Ничего этого я, конечно, не знал тогда, когда лежал под старым ильмом, вслушивался в шелест его листьев и смотрел, как сумерки съедают голубое небо.

«Ты хочешь знать, о чем рассказывает старый мужественный ильм? Слушай, слушай…»

Было великое половодье, но я выдержал, не упал, лишь склонил над ключом свои ветви, вот почему я кажусь тебе бурым медведем… Не так давно сюда забрел одинокий кабан-секач, пытался подрыть мои корни, но у него ничего не получилось. Полуистертые бивни оказались слишком слабыми, и он ушел недовольный. Глупый, чего он искал? Разве ему не известно, что на ильме не растут желуди?.. Рядом со мной росла осинка, такая шустрая, даже чуточку нервная. Это от молодости. Тебе, видно, приходилось замечать, что молодые любят иногда пошуметь? Я баловал ее, закрывал от холодного ветра и стужи, а она, благодарная, умолкала и тихонько нашептывала мне о чем-то своем, сокровенном и очень хорошем. Мне хотелось выпрямиться, по-молодому встряхнуть листвой… Нет, я не обижаюсь на тебя, человек. Ты, конечно, не мог знать об этом. Нет, я не обижаюсь, хотя ты и срубил мою ласковую подружку.

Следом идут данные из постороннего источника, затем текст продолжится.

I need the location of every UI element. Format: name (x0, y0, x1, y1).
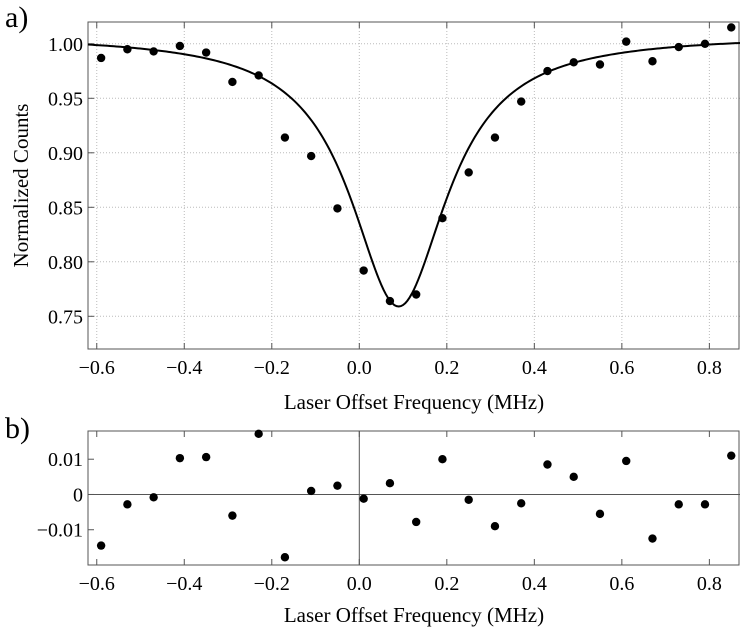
data-point (490, 133, 500, 142)
residual-point (175, 453, 185, 463)
x-tick-label: −0.4 (166, 573, 202, 595)
residual-point (438, 455, 447, 464)
x-tick-label: 0.4 (522, 573, 547, 595)
x-tick-label: 0.2 (434, 357, 459, 379)
y-tick-label: 0.95 (48, 88, 83, 110)
panel-b: b) −0.6 −0.4 −0.2 0.0 0.2 0.4 0.6 0.8 −0.01 0 0.0… (5, 412, 740, 627)
x-tick-label: 0.8 (697, 573, 722, 595)
y-tick-label: 0.85 (48, 197, 83, 219)
data-point (674, 42, 683, 52)
panel-a-frame (87, 21, 740, 350)
x-tick-label: 0.0 (347, 573, 372, 595)
panel-b-points (96, 429, 736, 562)
residual-point (595, 509, 605, 519)
x-tick-label: −0.4 (166, 357, 202, 379)
data-point (411, 290, 421, 299)
x-tick-label: −0.2 (254, 573, 290, 595)
x-tick-label: 0.6 (609, 573, 634, 595)
data-point (96, 53, 106, 63)
panel-a: a) −0.6 −0.4 −0.2 0.0 0.2 0.4 0.6 0.8 0.750.800… (5, 1, 740, 414)
x-tick-label: −0.6 (79, 357, 115, 379)
y-tick-label: 0.90 (48, 143, 83, 165)
residual-point (674, 500, 683, 509)
x-tick-label: 0.4 (522, 357, 547, 379)
data-point (569, 58, 578, 67)
x-tick-label: −0.6 (79, 573, 115, 595)
panel-a-x-axis-label: Laser Offset Frequency (MHz) (284, 390, 544, 414)
data-point (228, 77, 237, 87)
residual-point (569, 472, 578, 482)
panel-a-grid (88, 22, 740, 349)
residual-point (727, 451, 736, 460)
residual-point (201, 452, 211, 462)
data-point (280, 133, 290, 142)
data-point (517, 97, 526, 106)
data-point (438, 214, 447, 223)
data-point (727, 23, 736, 32)
residual-point (543, 460, 552, 469)
residual-point (700, 500, 710, 509)
data-point (175, 41, 185, 51)
residual-point (123, 500, 132, 509)
residual-point (228, 511, 237, 520)
panel-a-y-axis-label: Normalized Counts (9, 104, 33, 268)
y-tick-label: 0 (73, 484, 83, 506)
panel-b-x-ticks: −0.6 −0.4 −0.2 0.0 0.2 0.4 0.6 0.8 (79, 431, 722, 595)
residual-point (149, 493, 158, 502)
data-point (359, 266, 368, 275)
data-point (254, 71, 263, 80)
y-tick-label: −0.01 (37, 520, 83, 542)
residual-point (517, 499, 526, 508)
residual-point (96, 541, 106, 550)
residual-point (411, 517, 421, 527)
data-point (700, 39, 710, 48)
residual-point (254, 429, 263, 439)
residual-point (648, 534, 657, 543)
residual-point (385, 478, 395, 488)
panel-b-label: b) (5, 412, 30, 445)
data-point (306, 151, 316, 161)
panel-b-y-ticks: −0.01 0 0.01 (37, 449, 94, 542)
x-tick-label: 0.8 (697, 357, 722, 379)
panel-a-label: a) (5, 1, 28, 34)
panel-a-points (96, 23, 736, 306)
data-point (149, 47, 158, 56)
data-point (595, 60, 605, 69)
data-point (333, 204, 342, 213)
y-tick-label: 0.01 (48, 449, 83, 471)
residual-point (306, 486, 316, 496)
residual-point (622, 456, 631, 466)
fit-curve (87, 41, 740, 308)
y-tick-label: 0.75 (48, 306, 83, 328)
panel-a-y-ticks: 0.75 0.80 0.85 0.90 0.95 1.00 (48, 34, 94, 328)
panel-b-frame (87, 430, 740, 566)
data-point (622, 37, 631, 46)
x-tick-label: 0.0 (347, 357, 372, 379)
residual-point (359, 494, 368, 503)
data-point (543, 66, 552, 76)
x-tick-label: 0.6 (609, 357, 634, 379)
residual-point (333, 481, 342, 490)
data-point (123, 45, 132, 54)
panel-a-x-ticks: −0.6 −0.4 −0.2 0.0 0.2 0.4 0.6 0.8 (79, 22, 722, 379)
data-point (464, 168, 473, 177)
panel-b-x-axis-label: Laser Offset Frequency (MHz) (284, 603, 544, 627)
y-tick-label: 1.00 (48, 34, 83, 56)
data-point (201, 48, 211, 57)
residual-point (464, 495, 473, 504)
data-point (385, 296, 395, 306)
residual-point (280, 553, 290, 562)
residual-point (490, 522, 500, 531)
y-tick-label: 0.80 (48, 252, 83, 274)
x-tick-label: 0.2 (434, 573, 459, 595)
x-tick-label: −0.2 (254, 357, 290, 379)
data-point (648, 57, 657, 66)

Она зачем-то понадобилась тебе, и я не осуждаю тебя…

Шелестели листья, журчала вода у самого уха, и слышался негромкий, баюкающий голос отца, а мне в полудреме казалось, что это и вправду ильм рассказывает таежную быль. Горел костер у самого ключа, отражался в воде и далеко в темноту раскидывал искры. Эти искры не гасли, снижались и начинали летать, кружить над землей. Их становилось все больше и больше. «Вот так возникают пожары», — подумалось мне, а старый ильм оказал:

«Светляки. Светляки? Да, это светляки!» — повторил он разными голосами и собрался было продолжать свою сказку-быль, но тут послышались вздохи, шорохи и тонко, призывно заревел изюбр. Он уже не лежал, уткнувшись мордой в розовые цветы таволги, а, широко раздвинув сильные ноги, стоял надо мной, покачивая ветвистыми рогами, косился радужным глазом. Раздался выстрел, потом другой — изюбр упал, стукнув рогом меня по лбу, и я заорал благим матом от боли и страха: на мгновение перед моими глазами мелькнуло лицо поручика Шрама.

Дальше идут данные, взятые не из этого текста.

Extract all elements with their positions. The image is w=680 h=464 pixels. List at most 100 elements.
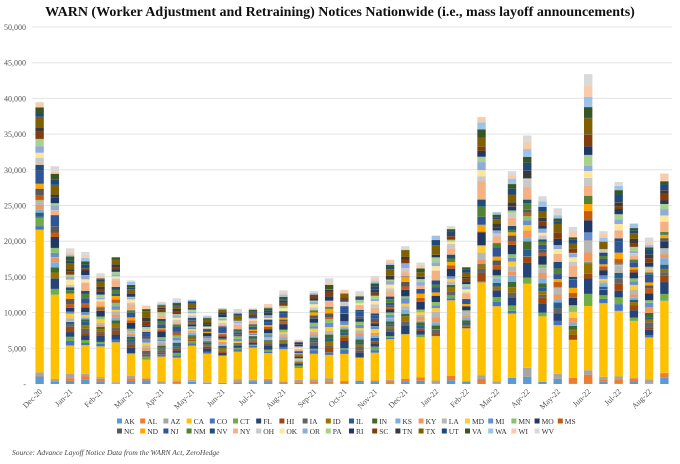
- bar-segment-or: [660, 209, 669, 216]
- bar-segment-wa: [81, 257, 90, 262]
- y-tick-label: 20,000: [4, 237, 26, 246]
- bar-segment-ak: [538, 381, 547, 384]
- bar-segment-ny: [629, 255, 639, 260]
- bar-stack: [187, 299, 197, 384]
- bar-segment-nm: [599, 255, 608, 260]
- bar-segment-nc: [248, 331, 258, 332]
- bar-segment-id: [96, 329, 105, 332]
- bar-segment-oh: [599, 249, 608, 253]
- bar-segment-wv: [65, 248, 75, 252]
- bar-stack: [203, 315, 212, 384]
- bar-segment-wv: [309, 291, 319, 293]
- bar-segment-mo: [218, 336, 227, 339]
- bar-segment-nd: [629, 267, 639, 270]
- bar-segment-sc: [81, 268, 90, 271]
- bar-segment-fl: [309, 345, 319, 349]
- bar-segment-nj: [279, 313, 288, 318]
- x-tick-label: Jan-22: [419, 387, 440, 408]
- bar-segment-mo: [355, 319, 364, 322]
- bar-segment-in: [355, 339, 364, 343]
- bar-segment-va: [248, 309, 258, 312]
- bar-segment-ia: [111, 327, 120, 331]
- bar-segment-id: [538, 291, 547, 295]
- bar-segment-va: [477, 129, 486, 138]
- bar-segment-or: [233, 321, 242, 323]
- bar-segment-ia: [279, 342, 288, 344]
- bar-segment-hi: [538, 297, 547, 304]
- legend-label: ND: [147, 427, 158, 436]
- legend-item-mn: MN: [511, 417, 531, 426]
- bar-segment-mn: [538, 264, 547, 269]
- bar-segment-sc: [96, 289, 105, 292]
- bar-segment-ky: [507, 271, 517, 276]
- bar-segment-hi: [523, 256, 532, 263]
- bar-segment-or: [584, 165, 593, 172]
- bar-segment-nj: [203, 329, 212, 332]
- bar-segment-ny: [218, 324, 227, 327]
- bar-segment-ms: [538, 252, 547, 257]
- bar-segment-ny: [111, 280, 120, 287]
- bar-segment-md: [96, 319, 105, 323]
- bar-segment-ca: [264, 353, 273, 379]
- legend-swatch: [163, 428, 169, 434]
- bar-segment-mi: [264, 334, 273, 338]
- bar-segment-la: [294, 360, 303, 362]
- bar-segment-nm: [644, 272, 654, 275]
- bar-segment-ca: [294, 367, 303, 380]
- legend-label: AZ: [170, 417, 180, 426]
- y-axis-ticks: - 5,000 10,000 15,000 20,000 25,000 30,000 35,0…: [4, 23, 26, 389]
- bar-segment-wa: [584, 96, 593, 108]
- bar-segment-nj: [492, 247, 501, 257]
- bar-stack: [111, 256, 120, 384]
- bar-segment-tn: [50, 194, 60, 198]
- legend-item-il: IL: [349, 417, 363, 426]
- legend-label: VA: [472, 427, 482, 436]
- bar-segment-oh: [340, 302, 349, 306]
- bar-segment-ca: [614, 310, 623, 377]
- legend-swatch: [372, 418, 378, 424]
- bar-segment-nv: [568, 276, 578, 280]
- bar-segment-ky: [111, 314, 120, 318]
- bar-segment-va: [65, 256, 75, 261]
- bar-segment-in: [446, 284, 456, 288]
- bar-stack: [218, 308, 227, 384]
- bar-segment-ct: [660, 293, 669, 301]
- bar-segment-az: [294, 379, 303, 382]
- bar-segment-la: [111, 311, 120, 315]
- bar-segment-fl: [599, 289, 608, 296]
- bar-segment-az: [50, 378, 60, 382]
- bar-segment-nd: [96, 306, 105, 308]
- bar-segment-la: [324, 330, 334, 335]
- bar-segment-wi: [523, 142, 532, 150]
- bar-segment-oh: [446, 243, 456, 249]
- bar-stack: [446, 226, 456, 384]
- legend-label: IN: [379, 417, 387, 426]
- bar-segment-co: [264, 351, 273, 354]
- bar-segment-id: [81, 325, 90, 329]
- bar-segment-wi: [35, 102, 44, 108]
- y-tick-label: -: [23, 380, 26, 389]
- bar-segment-pa: [431, 257, 440, 263]
- bar-segment-va: [644, 247, 654, 250]
- bar-segment-mo: [584, 220, 593, 233]
- bar-segment-ny: [65, 286, 75, 288]
- bar-segment-wv: [233, 309, 242, 312]
- bar-segment-pa: [35, 139, 44, 147]
- bar-segment-mn: [492, 275, 501, 278]
- bar-segment-nj: [142, 333, 151, 337]
- bar-segment-ca: [538, 316, 547, 382]
- bar-segment-wa: [309, 292, 319, 295]
- bar-segment-nv: [614, 238, 623, 242]
- bar-segment-nm: [492, 243, 501, 248]
- bar-segment-tn: [203, 322, 212, 324]
- x-tick-label: Jan-21: [53, 387, 74, 408]
- legend-swatch: [256, 428, 262, 434]
- bar-segment-oh: [462, 292, 471, 294]
- bar-segment-nj: [35, 170, 44, 184]
- bar-segment-wa: [370, 281, 380, 284]
- legend-item-ia: IA: [302, 417, 318, 426]
- bar-segment-nv: [477, 199, 486, 207]
- bar-segment-ia: [507, 292, 517, 298]
- bar-segment-oh: [309, 307, 319, 311]
- bar-segment-mo: [446, 268, 456, 277]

— Лежи, не шевелись! — глухо сказал отец, и я увидел себя под ильмом.

Где-то в темноте трещали сучья, слышались голоса вперемешку с бранью. Я хотел встать, но отец прижал меня снова:

— Лежи, те ровен час — убьют.

Он держал кусок коры, отщепленный пулей от старого ильма. Этой-то корой и стукнуло меня по лбу, с которого еще не сошла шишка, набитая о косяк во время ночного переполоха в таежном селении.

Голоса приближались. Кто-то сердито говорил:

— Мой думай, ваша понимай есть… Ваша понимай нету!